Chunk a Dataframe to Parquet
Question
I have a large pandas dataframe in memory. How can I chunk it into Parquet files using Metaflow?
Solution
You can do this using Metaflow's foreach. A pattern you can use to do this is to use Apache Arrow's zero copy slice ability with Metaflow's foreach.
1Gather data
Suppose you have curated a dataset:
import numpy as np
import pandas as pd
import string
from datetime import datetime
letters = list(string.ascii_lowercase)
make_str = lambda n: ''.join(np.random.choice(letters, size=n))

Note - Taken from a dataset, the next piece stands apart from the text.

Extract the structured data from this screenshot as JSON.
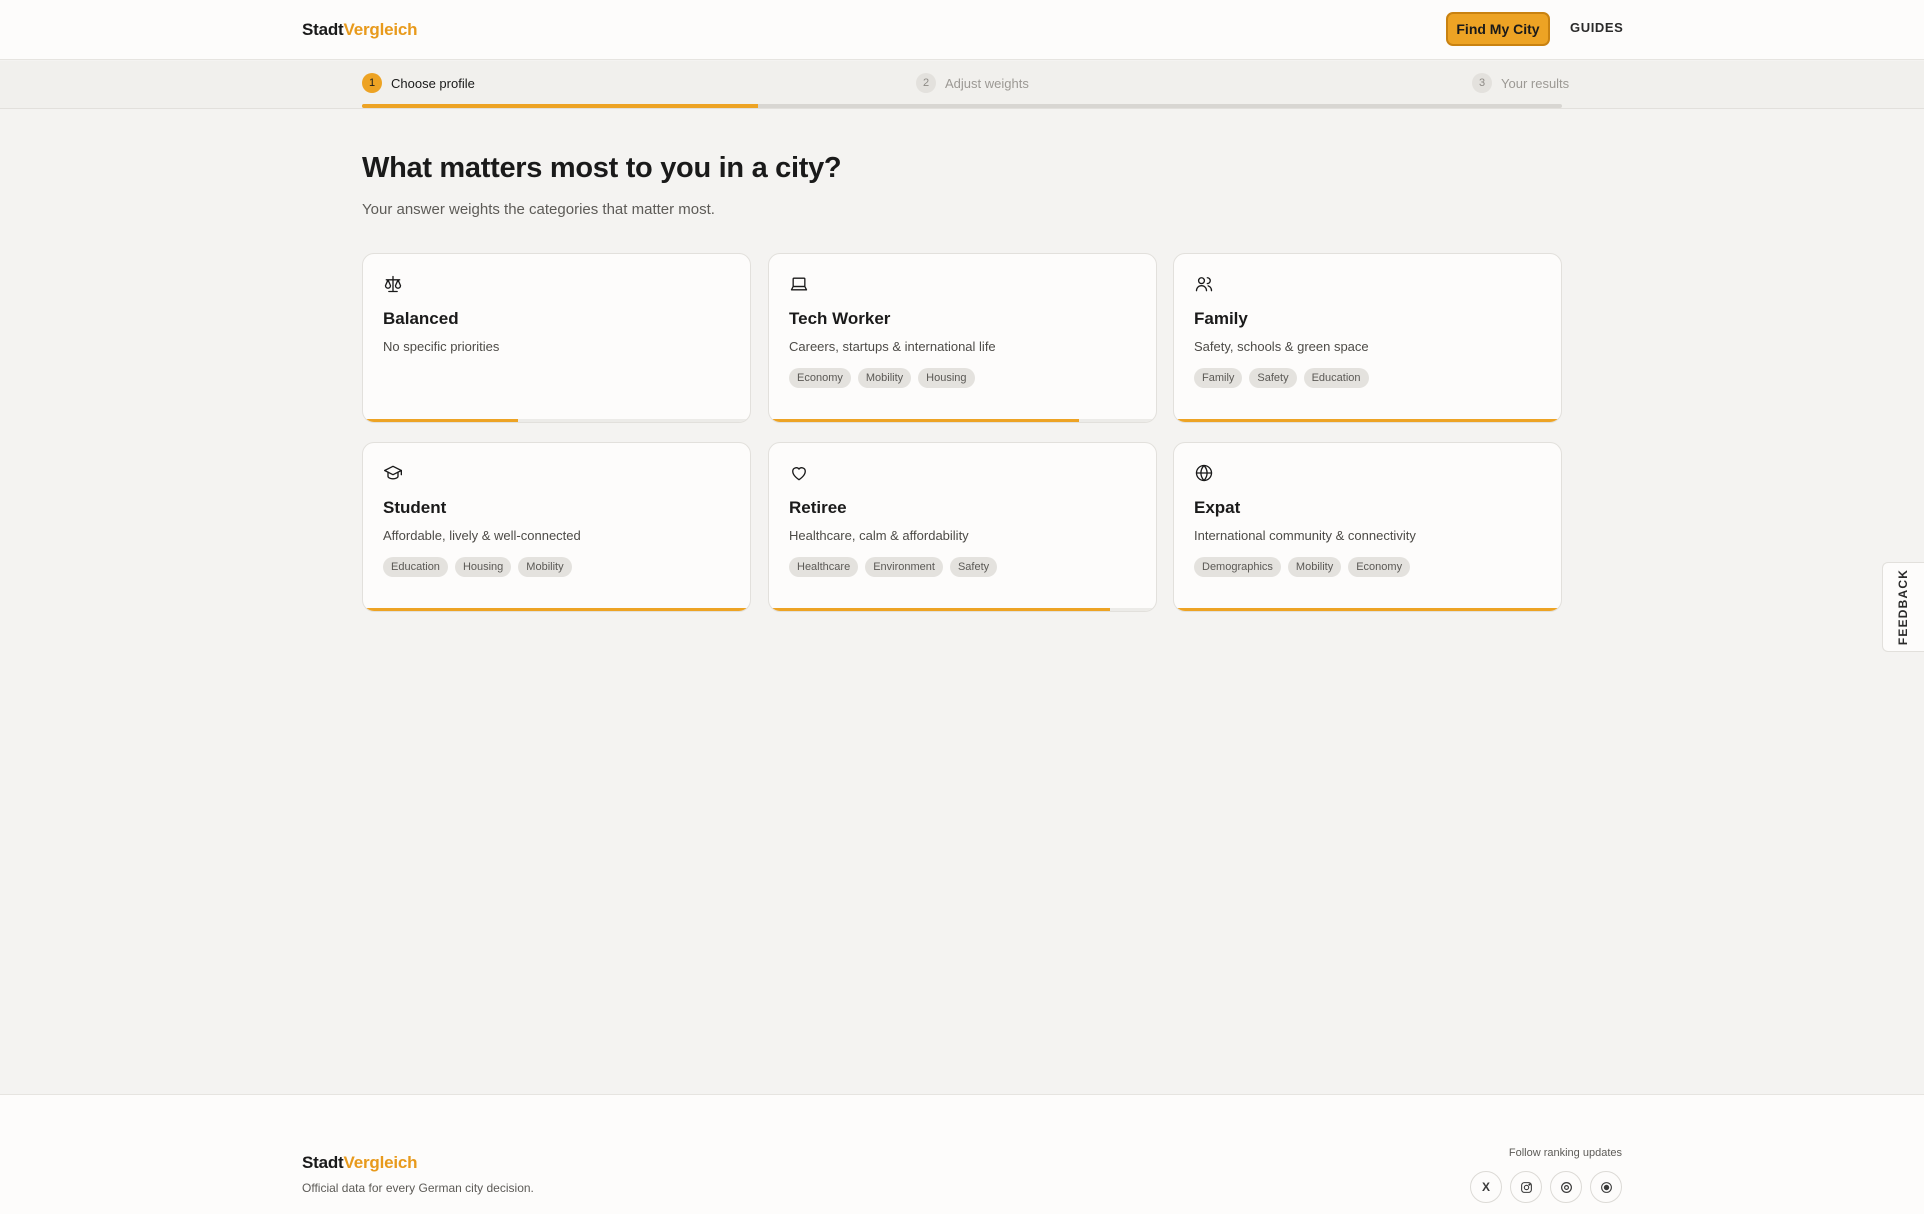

dates = pd.date_range(start=datetime(2010,1,1),
end=datetime.today(),
freq="min")
size = len(dates)
df = pd.DataFrame({
'date': dates,
'num1': np.random.rand(size),
'num2': np.random.rand(size),
'str1': [make_str(20) for _ in range(size)],
'str2': [make_str(20) for _ in range(size)]
})
df.to_csv("./large_dataframe.csv")
df.head(3)
date | num1 | num2 | str1 | str2 | |
---|---|---|---|---|---|
0 | 2010-01-01 00:00:00 | 0.424410 | 0.503014 | xyouzjaivrwtnqczcieb | fonxhwjxdpdvnfvtvcar |
1 | 2010-01-01 00:01:00 | 0.650159 | 0.184204 | dxrqtbmezgwobpqlpybt | ihahasnbtgptjfwnvlic |
2 | 2010-01-01 00:02:00 | 0.602216 | 0.647338 | kaatnygdfekoxmpnvbky | wffzxlyzjnopahttvdxe |
and your goal is to store this data efficiently in Parquet files.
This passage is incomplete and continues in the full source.